A reduction in the number of stop and searches across Britain has led to an increase in the number of knife crimes, according to the country's most senior police officer.

Sir Bernard Hogan-Howe, the Metropolitan police commissioner, is said to be considering increasing the number of stop and searches in some areas of the UK after knife crime in in London rose by almost a quarter in the last year.

The Home Secretary Theresa May championed the move to decrease police stop and search powers, believing the tactic was a "waste of time".

There were reportedly more than 1,600 cases of youths being stabbed in the capital in the 12 months to May 2015, a 23% increase on the previous year.

Howe is now considering increasing the number of stop and searches being carried out by his officers in areas with high levels of knife crime and gang violence.

He told BBC London: "Over the last three years we have listened to feedback from the public about too much ineffective stop and search. We have worked to make it more targeted and have seen a broad reduction in violence, shootings and stabbings.

"But over the last three months there has been a rise in stabbings and that has caused us to review our position on stop and search. We were doing too much; repeatedly stopping people who have done nothing wrong can't be right. But if we are getting to the stage where people think they can carry knives with impunity, that can't be good for anyone.

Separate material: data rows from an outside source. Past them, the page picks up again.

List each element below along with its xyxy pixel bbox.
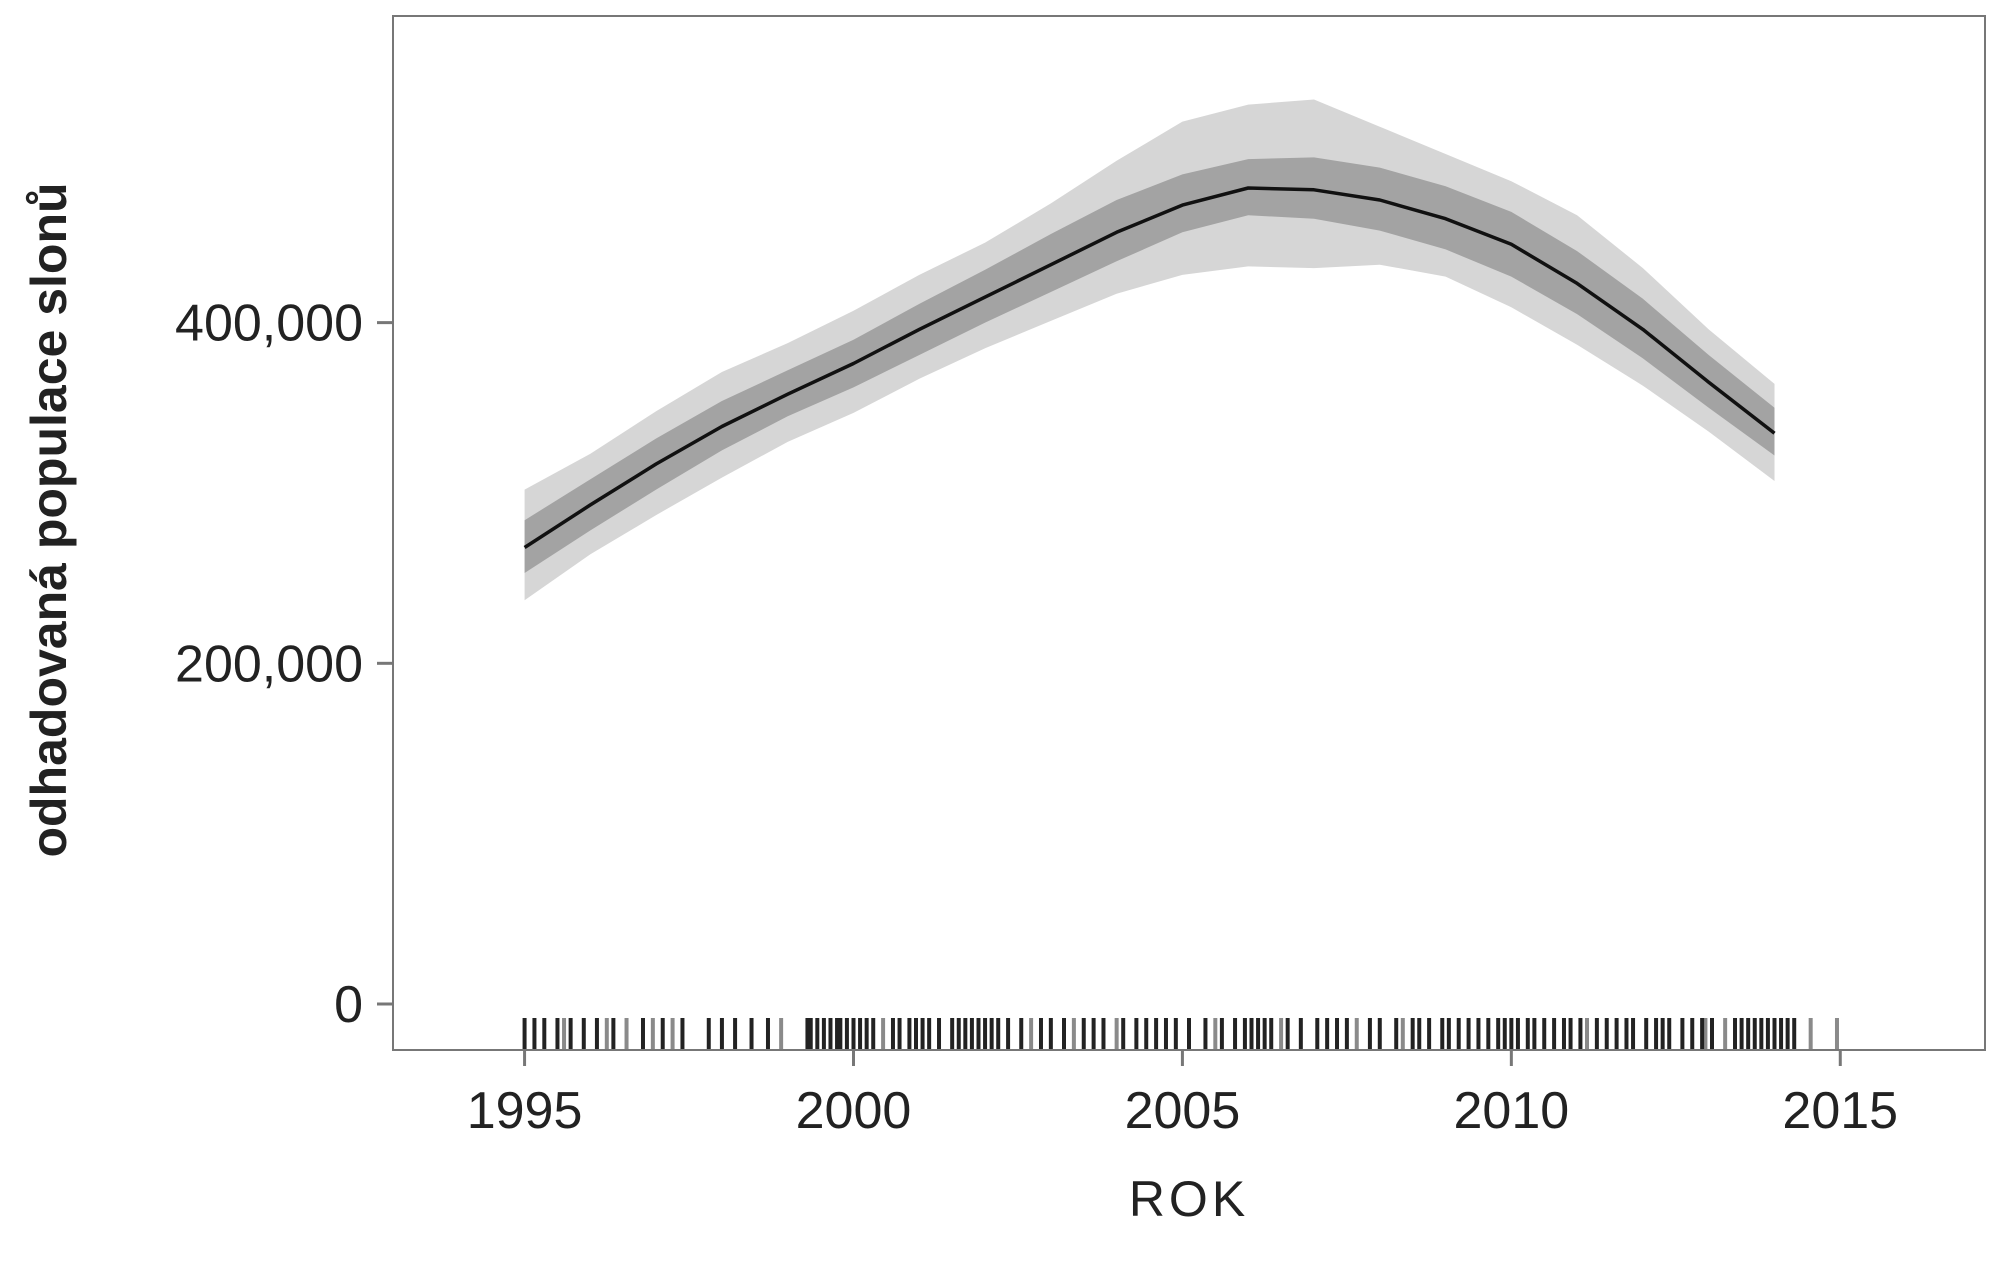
estimate-line	[523, 186, 1776, 549]
outer-confidence-band	[524, 99, 1775, 601]
x-tick-label: 2000	[796, 1082, 912, 1140]
rug-marks	[522, 1018, 1839, 1050]
x-tick-label: 1995	[467, 1082, 583, 1140]
x-tick-label: 2015	[1782, 1082, 1898, 1140]
confidence-bands	[524, 99, 1775, 601]
x-tick-label: 2005	[1125, 1082, 1241, 1140]
y-tick-label: 200,000	[175, 635, 363, 693]
y-tick-label: 0	[334, 976, 363, 1034]
trend-line-layer	[523, 186, 1776, 549]
y-axis-title: odhadovaná populace slonů	[21, 182, 77, 857]
inner-confidence-band	[524, 157, 1775, 573]
plot-frame	[392, 15, 1986, 1051]
x-tick-label: 2010	[1454, 1082, 1570, 1140]
axis-ticks: 1995 2000 2005 2010 2015 0 200,000 400,000	[175, 295, 1898, 1140]
x-axis-title: ROK	[1129, 1171, 1249, 1227]
y-tick-label: 400,000	[175, 295, 363, 353]
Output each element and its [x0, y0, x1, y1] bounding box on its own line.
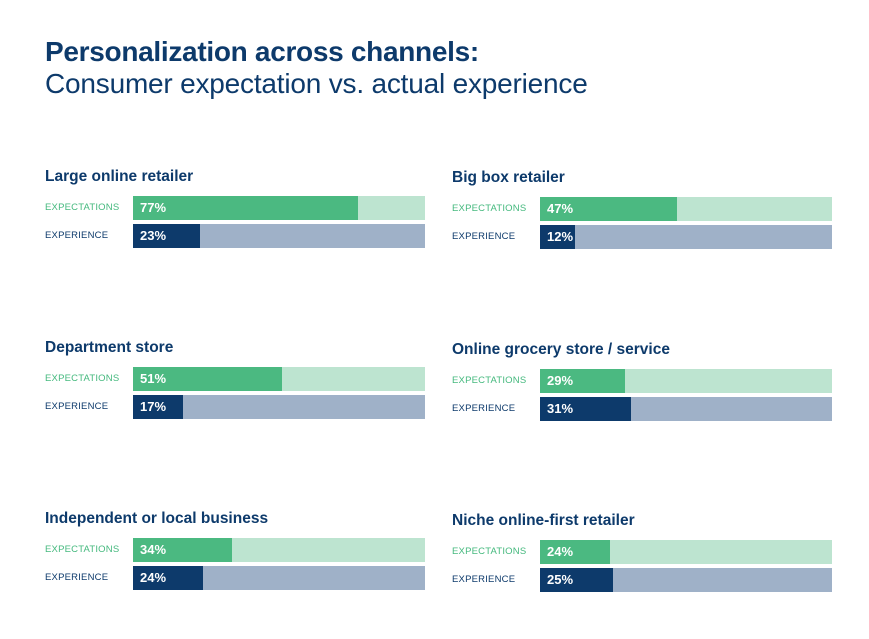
- expectations-bar-track: 47%: [540, 197, 832, 221]
- experience-bar-track: 31%: [540, 397, 832, 421]
- expectations-value-label: 34%: [140, 542, 167, 557]
- expectations-bar-track: 34%: [133, 538, 425, 562]
- experience-label: EXPERIENCE: [452, 231, 516, 242]
- experience-row: EXPERIENCE 25%: [452, 568, 838, 592]
- experience-row: EXPERIENCE 24%: [45, 566, 431, 590]
- panel-title: Independent or local business: [45, 510, 269, 527]
- channel-panel: Department store EXPECTATIONS 51% EXPERIENC…: [45, 339, 431, 429]
- experience-row: EXPERIENCE 23%: [45, 224, 431, 248]
- expectations-value-label: 47%: [547, 201, 574, 216]
- expectations-label: EXPECTATIONS: [452, 546, 527, 557]
- expectations-row: EXPECTATIONS 47%: [452, 197, 838, 221]
- channel-panel: Big box retailer EXPECTATIONS 47% EXPERIENC…: [452, 169, 838, 259]
- experience-row: EXPERIENCE 31%: [452, 397, 838, 421]
- expectations-row: EXPECTATIONS 51%: [45, 367, 431, 391]
- panel-title: Large online retailer: [45, 168, 194, 185]
- channel-panel: Independent or local business EXPECTATION…: [45, 510, 431, 600]
- expectations-row: EXPECTATIONS 77%: [45, 196, 431, 220]
- experience-bar: [133, 566, 203, 590]
- expectations-row: EXPECTATIONS 24%: [452, 540, 838, 564]
- experience-row: EXPERIENCE 17%: [45, 395, 431, 419]
- expectations-bar-track: 24%: [540, 540, 832, 564]
- experience-bar: [540, 568, 613, 592]
- expectations-value-label: 24%: [547, 544, 574, 559]
- experience-bar: [540, 225, 575, 249]
- expectations-bar: [133, 538, 232, 562]
- expectations-bar: [133, 367, 282, 391]
- experience-bar-track: 24%: [133, 566, 425, 590]
- expectations-value-label: 77%: [140, 200, 167, 215]
- experience-value-label: 25%: [547, 572, 574, 587]
- channel-panel: Large online retailer EXPECTATIONS 77% EXPE…: [45, 168, 431, 258]
- expectations-bar: [133, 196, 358, 220]
- experience-bar: [540, 397, 631, 421]
- experience-label: EXPERIENCE: [45, 572, 109, 583]
- panel-title: Department store: [45, 339, 174, 356]
- chart-subtitle: Consumer expectation vs. actual experien…: [45, 68, 588, 99]
- expectations-label: EXPECTATIONS: [45, 544, 120, 555]
- expectations-label: EXPECTATIONS: [452, 375, 527, 386]
- expectations-value-label: 51%: [140, 371, 167, 386]
- expectations-bar: [540, 540, 610, 564]
- expectations-row: EXPECTATIONS 29%: [452, 369, 838, 393]
- experience-bar-track: 17%: [133, 395, 425, 419]
- channel-panel: Online grocery store / service EXPECTATIO…: [452, 341, 838, 431]
- panel-title: Online grocery store / service: [452, 341, 670, 358]
- expectations-bar: [540, 197, 677, 221]
- experience-value-label: 17%: [140, 399, 167, 414]
- panel-title: Niche online-first retailer: [452, 512, 635, 529]
- experience-bar: [133, 395, 183, 419]
- experience-value-label: 12%: [547, 229, 574, 244]
- experience-bar: [133, 224, 200, 248]
- experience-label: EXPERIENCE: [452, 574, 516, 585]
- panel-title: Big box retailer: [452, 169, 565, 186]
- expectations-bar-track: 51%: [133, 367, 425, 391]
- experience-value-label: 24%: [140, 570, 167, 585]
- expectations-bar-track: 29%: [540, 369, 832, 393]
- expectations-label: EXPECTATIONS: [45, 373, 120, 384]
- expectations-label: EXPECTATIONS: [452, 203, 527, 214]
- expectations-bar: [540, 369, 625, 393]
- chart-title-block: Personalization across channels: Consume…: [45, 36, 588, 100]
- expectations-row: EXPECTATIONS 34%: [45, 538, 431, 562]
- expectations-value-label: 29%: [547, 373, 574, 388]
- experience-label: EXPERIENCE: [45, 230, 109, 241]
- experience-bar-track: 23%: [133, 224, 425, 248]
- experience-label: EXPERIENCE: [45, 401, 109, 412]
- experience-bar-track: 25%: [540, 568, 832, 592]
- expectations-label: EXPECTATIONS: [45, 202, 120, 213]
- chart-title: Personalization across channels:: [45, 36, 479, 67]
- channel-panel: Niche online-first retailer EXPECTATIONS 2…: [452, 512, 838, 602]
- experience-label: EXPERIENCE: [452, 403, 516, 414]
- experience-value-label: 23%: [140, 228, 167, 243]
- experience-bar-track: 12%: [540, 225, 832, 249]
- experience-row: EXPERIENCE 12%: [452, 225, 838, 249]
- experience-value-label: 31%: [547, 401, 574, 416]
- expectations-bar-track: 77%: [133, 196, 425, 220]
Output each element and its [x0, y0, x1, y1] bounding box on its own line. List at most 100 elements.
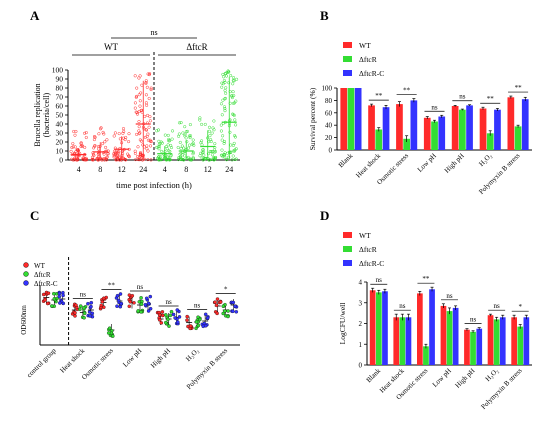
y-tick-label: 80 [325, 97, 333, 105]
data-point [157, 143, 161, 147]
data-point [212, 156, 216, 160]
data-point [74, 129, 78, 134]
data-point [93, 143, 97, 148]
y-tick-label: 50 [56, 111, 64, 120]
sig-label: ns [165, 298, 172, 306]
bar [429, 289, 435, 365]
data-point [222, 139, 227, 144]
y-axis-label: OD600nm [20, 305, 28, 335]
bar [470, 331, 476, 365]
group-label: ΔftcR [186, 42, 207, 52]
bar [382, 291, 388, 365]
data-point [138, 151, 143, 155]
data-point [118, 292, 123, 296]
bar [511, 317, 517, 365]
legend-swatch [23, 271, 29, 277]
data-point [81, 156, 85, 160]
bar [464, 329, 470, 365]
data-point [148, 119, 152, 123]
data-point [145, 144, 149, 148]
data-point [113, 131, 117, 135]
panel-letter-d: D [320, 208, 329, 223]
bar [452, 307, 459, 365]
y-tick-label: 30 [56, 129, 64, 138]
data-point [222, 141, 226, 145]
data-point [167, 324, 171, 328]
x-tick-label: 12 [118, 165, 126, 174]
legend-label: ΔftcR-C [359, 259, 384, 268]
data-point [119, 301, 124, 306]
data-point [91, 152, 95, 156]
data-point [81, 158, 86, 162]
data-point [177, 121, 182, 125]
data-point [135, 86, 139, 90]
data-point [179, 147, 183, 151]
data-point [219, 102, 224, 106]
data-point [140, 158, 145, 162]
data-point [159, 149, 164, 153]
data-point [149, 86, 153, 90]
data-point [185, 314, 189, 319]
data-point [58, 301, 62, 305]
data-point [104, 145, 108, 149]
sig-label: ** [375, 92, 383, 100]
data-point [194, 320, 199, 324]
bar [393, 317, 400, 365]
data-point [234, 310, 239, 314]
data-point [80, 143, 84, 147]
data-point [61, 293, 65, 298]
data-point [219, 123, 223, 127]
legend-swatch [343, 260, 352, 266]
data-point [198, 116, 202, 120]
data-point [71, 142, 75, 146]
bar [382, 107, 390, 150]
data-point [112, 149, 117, 153]
data-point [115, 293, 120, 298]
data-point [191, 138, 195, 142]
data-point [191, 156, 195, 160]
data-point [228, 130, 232, 134]
bar [431, 121, 438, 150]
data-point [200, 139, 204, 143]
data-point [78, 307, 82, 312]
data-point [106, 152, 110, 156]
bar [347, 88, 355, 150]
data-point [219, 129, 223, 133]
bar [405, 317, 412, 365]
data-point [146, 132, 150, 136]
x-tick-label: 24 [139, 165, 147, 174]
sig-label: ns [150, 28, 157, 37]
legend-label: WT [359, 231, 371, 240]
data-point [138, 138, 142, 142]
sig-label: ** [108, 282, 116, 290]
data-point [203, 312, 208, 317]
bar [340, 88, 348, 150]
data-point [176, 158, 180, 162]
data-point [157, 154, 161, 158]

"Stop and search is a reasonable tactic when used in the right way. We don't want to see a return to a million stop and searches, but there is an argument for more use of stop and search focused on high knife crime areas and targeting gangs. Our 1,200 Trident Gang Crime officers have a big part to play in this.

"If we know people are violent and carry knives, then we have the power to prevent them hurting people and we should stop and search them every day.

"Being caught carrying a knife is less serious for the suspect than using it. There is draft legislation on the statute book which would lead to people being sent to prison for six months if they're twice caught carrying a knife. The same sort of legislation has worked to tackle gun crime. We need simplicity for these offences that gang members understand."

Following the comments made by Howe, May told the Times: "If the stop and searches do not continue to fall, if the use of these powers does not become more targeted, and stop-to-arrests ratios do not improve, then I will not hesitate to bring in primary legislation to make it happen."

A spokesman for the Mayor's Office for Policing and Crime said: "Overall, knife crime is at its lowest level in seven years and knife-crime-related deaths have fallen by around a third since 2008. However, we are not complacent."